TEMPO.CO, Jakarta - Ketua Satuan Tugas Waspada Investasi Otoritas Jasa Keuangan (OJK), Tongam L. Tobing, mengatakan perlu ada undang-undang yang mengatur mengenai layanan financial technology atau fintech khususnya pinjaman online.
"Kita membutuhkan Undang-Undang Fintech yang ada. Karena kalau kita liat fintech ilegal tidak ada undang-undang yang mengatakan tindak pidana," kata Tobing di Markas Besar Polri, Jakarta Selatan, pada Jumat, 2 Agustus 2019.
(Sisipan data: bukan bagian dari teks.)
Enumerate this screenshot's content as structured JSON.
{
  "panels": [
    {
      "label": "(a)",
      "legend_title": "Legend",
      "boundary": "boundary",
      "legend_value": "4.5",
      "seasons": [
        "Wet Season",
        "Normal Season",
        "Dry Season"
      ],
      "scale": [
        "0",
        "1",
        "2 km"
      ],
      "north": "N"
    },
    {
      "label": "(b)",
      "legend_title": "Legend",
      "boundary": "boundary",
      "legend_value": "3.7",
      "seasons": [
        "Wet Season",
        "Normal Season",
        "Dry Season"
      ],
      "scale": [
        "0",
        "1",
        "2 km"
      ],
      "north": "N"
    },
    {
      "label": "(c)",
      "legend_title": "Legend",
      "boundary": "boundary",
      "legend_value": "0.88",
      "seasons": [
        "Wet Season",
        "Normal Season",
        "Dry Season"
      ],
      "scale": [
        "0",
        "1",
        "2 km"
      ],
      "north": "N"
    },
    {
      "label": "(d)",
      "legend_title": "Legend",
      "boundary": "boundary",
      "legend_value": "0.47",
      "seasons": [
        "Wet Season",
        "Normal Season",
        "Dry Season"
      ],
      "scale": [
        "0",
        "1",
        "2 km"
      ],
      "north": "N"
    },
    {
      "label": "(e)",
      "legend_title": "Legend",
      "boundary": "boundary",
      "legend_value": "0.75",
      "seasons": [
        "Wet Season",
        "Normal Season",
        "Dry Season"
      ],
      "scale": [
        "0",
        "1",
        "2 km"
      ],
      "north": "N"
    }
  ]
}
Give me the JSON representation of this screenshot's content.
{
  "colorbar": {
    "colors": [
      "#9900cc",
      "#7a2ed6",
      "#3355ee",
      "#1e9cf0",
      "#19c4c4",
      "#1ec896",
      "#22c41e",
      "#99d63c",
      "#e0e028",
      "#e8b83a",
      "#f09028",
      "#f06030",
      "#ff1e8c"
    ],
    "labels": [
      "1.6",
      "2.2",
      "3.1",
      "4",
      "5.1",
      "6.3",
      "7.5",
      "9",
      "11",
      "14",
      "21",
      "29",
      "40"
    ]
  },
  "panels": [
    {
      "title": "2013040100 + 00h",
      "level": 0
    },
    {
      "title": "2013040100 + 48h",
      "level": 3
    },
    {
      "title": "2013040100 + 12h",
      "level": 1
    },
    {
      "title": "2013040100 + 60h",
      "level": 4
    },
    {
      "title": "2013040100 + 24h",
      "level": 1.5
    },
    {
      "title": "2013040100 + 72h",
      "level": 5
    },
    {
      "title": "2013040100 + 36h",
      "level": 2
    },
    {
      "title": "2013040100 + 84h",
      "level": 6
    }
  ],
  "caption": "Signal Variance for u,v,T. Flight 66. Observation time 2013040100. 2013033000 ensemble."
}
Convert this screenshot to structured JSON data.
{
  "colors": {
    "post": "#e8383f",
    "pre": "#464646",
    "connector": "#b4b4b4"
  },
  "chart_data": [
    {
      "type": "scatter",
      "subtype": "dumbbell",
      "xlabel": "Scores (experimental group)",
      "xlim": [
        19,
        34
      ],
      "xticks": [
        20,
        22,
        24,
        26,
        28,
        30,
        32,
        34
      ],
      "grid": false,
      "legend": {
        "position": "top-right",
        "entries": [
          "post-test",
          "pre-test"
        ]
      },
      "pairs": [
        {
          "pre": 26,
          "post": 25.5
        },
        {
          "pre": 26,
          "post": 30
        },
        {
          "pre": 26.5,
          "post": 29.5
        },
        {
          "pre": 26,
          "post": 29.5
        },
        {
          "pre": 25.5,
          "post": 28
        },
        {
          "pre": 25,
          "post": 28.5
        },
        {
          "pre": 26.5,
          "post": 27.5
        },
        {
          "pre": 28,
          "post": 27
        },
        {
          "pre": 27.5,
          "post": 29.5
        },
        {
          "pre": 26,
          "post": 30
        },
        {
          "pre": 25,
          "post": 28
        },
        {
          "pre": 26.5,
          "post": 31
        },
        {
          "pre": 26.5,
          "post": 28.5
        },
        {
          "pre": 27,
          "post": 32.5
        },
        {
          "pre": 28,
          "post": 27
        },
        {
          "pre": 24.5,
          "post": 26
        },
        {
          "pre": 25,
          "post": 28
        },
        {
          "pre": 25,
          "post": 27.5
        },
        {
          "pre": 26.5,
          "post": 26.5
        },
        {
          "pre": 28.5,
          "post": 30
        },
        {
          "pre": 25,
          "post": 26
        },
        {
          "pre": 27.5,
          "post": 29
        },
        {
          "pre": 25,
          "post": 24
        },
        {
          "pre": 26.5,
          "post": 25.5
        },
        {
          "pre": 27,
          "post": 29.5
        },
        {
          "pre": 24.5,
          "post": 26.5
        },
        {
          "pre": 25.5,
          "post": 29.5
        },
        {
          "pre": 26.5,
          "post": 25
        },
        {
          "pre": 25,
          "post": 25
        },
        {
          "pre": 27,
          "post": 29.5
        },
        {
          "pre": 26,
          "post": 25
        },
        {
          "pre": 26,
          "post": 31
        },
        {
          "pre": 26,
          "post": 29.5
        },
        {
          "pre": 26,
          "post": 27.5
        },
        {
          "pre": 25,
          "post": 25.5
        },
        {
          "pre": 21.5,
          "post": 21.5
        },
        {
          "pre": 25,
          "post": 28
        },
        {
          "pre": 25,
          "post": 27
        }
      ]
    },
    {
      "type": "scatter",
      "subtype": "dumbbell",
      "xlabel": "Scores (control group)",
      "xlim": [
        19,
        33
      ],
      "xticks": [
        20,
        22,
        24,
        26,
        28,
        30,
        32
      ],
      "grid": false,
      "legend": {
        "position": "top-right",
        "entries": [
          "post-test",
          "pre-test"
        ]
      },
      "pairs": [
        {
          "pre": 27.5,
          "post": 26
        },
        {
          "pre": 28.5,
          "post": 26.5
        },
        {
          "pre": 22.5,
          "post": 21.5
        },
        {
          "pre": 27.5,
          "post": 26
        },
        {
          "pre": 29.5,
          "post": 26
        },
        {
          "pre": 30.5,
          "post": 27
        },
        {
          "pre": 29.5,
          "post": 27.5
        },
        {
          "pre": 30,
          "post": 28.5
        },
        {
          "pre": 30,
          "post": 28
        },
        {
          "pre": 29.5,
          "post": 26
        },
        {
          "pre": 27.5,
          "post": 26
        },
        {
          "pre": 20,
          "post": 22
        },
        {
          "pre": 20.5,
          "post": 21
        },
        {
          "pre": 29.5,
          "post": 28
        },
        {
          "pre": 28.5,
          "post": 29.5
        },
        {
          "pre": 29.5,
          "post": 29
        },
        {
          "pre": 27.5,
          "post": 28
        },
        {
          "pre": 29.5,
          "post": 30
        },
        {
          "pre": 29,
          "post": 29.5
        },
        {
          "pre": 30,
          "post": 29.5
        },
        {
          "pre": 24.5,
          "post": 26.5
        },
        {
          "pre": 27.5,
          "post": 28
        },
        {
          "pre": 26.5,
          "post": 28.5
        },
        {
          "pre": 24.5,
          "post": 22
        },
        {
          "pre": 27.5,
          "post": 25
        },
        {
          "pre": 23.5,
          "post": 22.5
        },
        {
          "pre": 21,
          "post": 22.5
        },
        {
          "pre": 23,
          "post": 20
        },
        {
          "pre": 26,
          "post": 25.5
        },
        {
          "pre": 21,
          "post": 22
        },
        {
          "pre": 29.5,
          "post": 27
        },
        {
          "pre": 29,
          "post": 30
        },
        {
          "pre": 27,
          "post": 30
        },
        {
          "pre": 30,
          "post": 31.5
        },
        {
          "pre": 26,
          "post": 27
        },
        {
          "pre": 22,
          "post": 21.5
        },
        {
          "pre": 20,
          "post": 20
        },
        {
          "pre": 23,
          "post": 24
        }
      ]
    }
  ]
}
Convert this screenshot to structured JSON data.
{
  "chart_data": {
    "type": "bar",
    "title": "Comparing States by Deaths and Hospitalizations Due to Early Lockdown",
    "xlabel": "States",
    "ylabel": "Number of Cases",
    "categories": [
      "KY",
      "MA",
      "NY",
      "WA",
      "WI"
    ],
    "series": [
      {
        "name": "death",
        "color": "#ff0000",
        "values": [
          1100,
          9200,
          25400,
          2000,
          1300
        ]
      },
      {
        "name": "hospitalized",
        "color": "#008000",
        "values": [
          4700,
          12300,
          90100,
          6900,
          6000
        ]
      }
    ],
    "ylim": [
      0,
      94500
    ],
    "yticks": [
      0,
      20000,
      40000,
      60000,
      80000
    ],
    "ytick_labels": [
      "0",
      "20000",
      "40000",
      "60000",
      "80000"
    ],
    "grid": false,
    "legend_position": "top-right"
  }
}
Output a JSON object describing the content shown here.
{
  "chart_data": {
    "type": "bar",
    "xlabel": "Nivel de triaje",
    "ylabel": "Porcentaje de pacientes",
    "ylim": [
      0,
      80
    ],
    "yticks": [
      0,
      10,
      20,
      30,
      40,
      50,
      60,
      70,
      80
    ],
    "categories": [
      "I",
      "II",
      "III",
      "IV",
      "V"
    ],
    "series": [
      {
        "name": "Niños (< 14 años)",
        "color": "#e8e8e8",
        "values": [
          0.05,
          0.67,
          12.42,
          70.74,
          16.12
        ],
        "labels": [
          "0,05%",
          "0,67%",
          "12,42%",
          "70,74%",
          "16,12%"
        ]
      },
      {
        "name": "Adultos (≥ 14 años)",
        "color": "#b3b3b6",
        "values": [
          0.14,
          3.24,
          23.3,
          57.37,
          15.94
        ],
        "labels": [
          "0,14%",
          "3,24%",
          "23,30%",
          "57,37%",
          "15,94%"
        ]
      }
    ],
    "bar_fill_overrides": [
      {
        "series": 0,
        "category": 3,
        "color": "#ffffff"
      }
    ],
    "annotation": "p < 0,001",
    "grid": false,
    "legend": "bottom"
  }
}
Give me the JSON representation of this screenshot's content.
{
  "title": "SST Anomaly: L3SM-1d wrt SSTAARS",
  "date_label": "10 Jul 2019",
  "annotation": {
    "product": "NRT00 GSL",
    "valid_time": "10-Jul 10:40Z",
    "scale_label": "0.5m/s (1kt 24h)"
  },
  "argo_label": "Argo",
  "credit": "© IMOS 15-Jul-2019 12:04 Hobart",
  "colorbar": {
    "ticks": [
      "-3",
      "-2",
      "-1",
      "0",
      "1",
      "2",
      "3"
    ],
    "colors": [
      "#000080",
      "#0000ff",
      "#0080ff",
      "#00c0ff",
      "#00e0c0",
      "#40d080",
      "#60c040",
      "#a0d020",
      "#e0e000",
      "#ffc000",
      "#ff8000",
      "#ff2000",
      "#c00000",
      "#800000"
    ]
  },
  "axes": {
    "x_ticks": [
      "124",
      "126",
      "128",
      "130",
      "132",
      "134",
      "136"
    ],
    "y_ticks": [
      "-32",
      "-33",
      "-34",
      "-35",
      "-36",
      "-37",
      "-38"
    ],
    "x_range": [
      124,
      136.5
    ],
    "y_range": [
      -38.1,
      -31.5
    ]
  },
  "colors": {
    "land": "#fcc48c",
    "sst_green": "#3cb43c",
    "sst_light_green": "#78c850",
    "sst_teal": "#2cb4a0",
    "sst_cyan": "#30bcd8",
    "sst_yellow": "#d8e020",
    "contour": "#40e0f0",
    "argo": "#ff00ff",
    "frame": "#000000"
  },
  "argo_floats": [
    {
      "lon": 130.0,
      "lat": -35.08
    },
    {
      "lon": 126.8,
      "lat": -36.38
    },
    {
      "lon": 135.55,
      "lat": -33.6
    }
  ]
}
Tobing mengatakan, kehadiran fintech sendiri memang merupakan inovasi keuangan baru yang saat ini terus berkembang pesat. Kendati demikian, fintech juga menimbulkan keresahan bagi masyarakat akibat timbulnya kejahatan jenis baru yang menggunakan fintech.
Alhasil, Tobing memandang perlu adanya undang-undang yang mengatur mengenai fintech. Di mana, ada pasal yang mengatur perihal kegiatan fintech jika tidak berizin dan terdaftar di OJK, akan masuk dalam tindak pidana.
"Itu inisiatif pemerintah dan DPR tentunya, dan kami Satgas Waspada Investasi siap memberikan masukan," kata Tobing.
Kasubdit II Direktorat Tindak Pidana Siber Bareskrim Polri Komisaris Besar Rickynaldo mengatakan, ada beberapa tindakan yang membuat polisi dapat menjerat seseorang dalam kasus financial technology (fintech), yakni apabila ada penyadapan data, penyebaran data pribadi, pengiriman gambar-gambar porno, pencemaran nama baik, pengancaman, manipulasi data, dan ilegal akses.
"Hal-hal itu bisa kami jerat di dalam pasal-pasal yang sudah terangkum dalam Undang-Undang ITE. Sementara untuk fintech ilegal, belum kami temukan pasalnya," ucap Rickynaldo.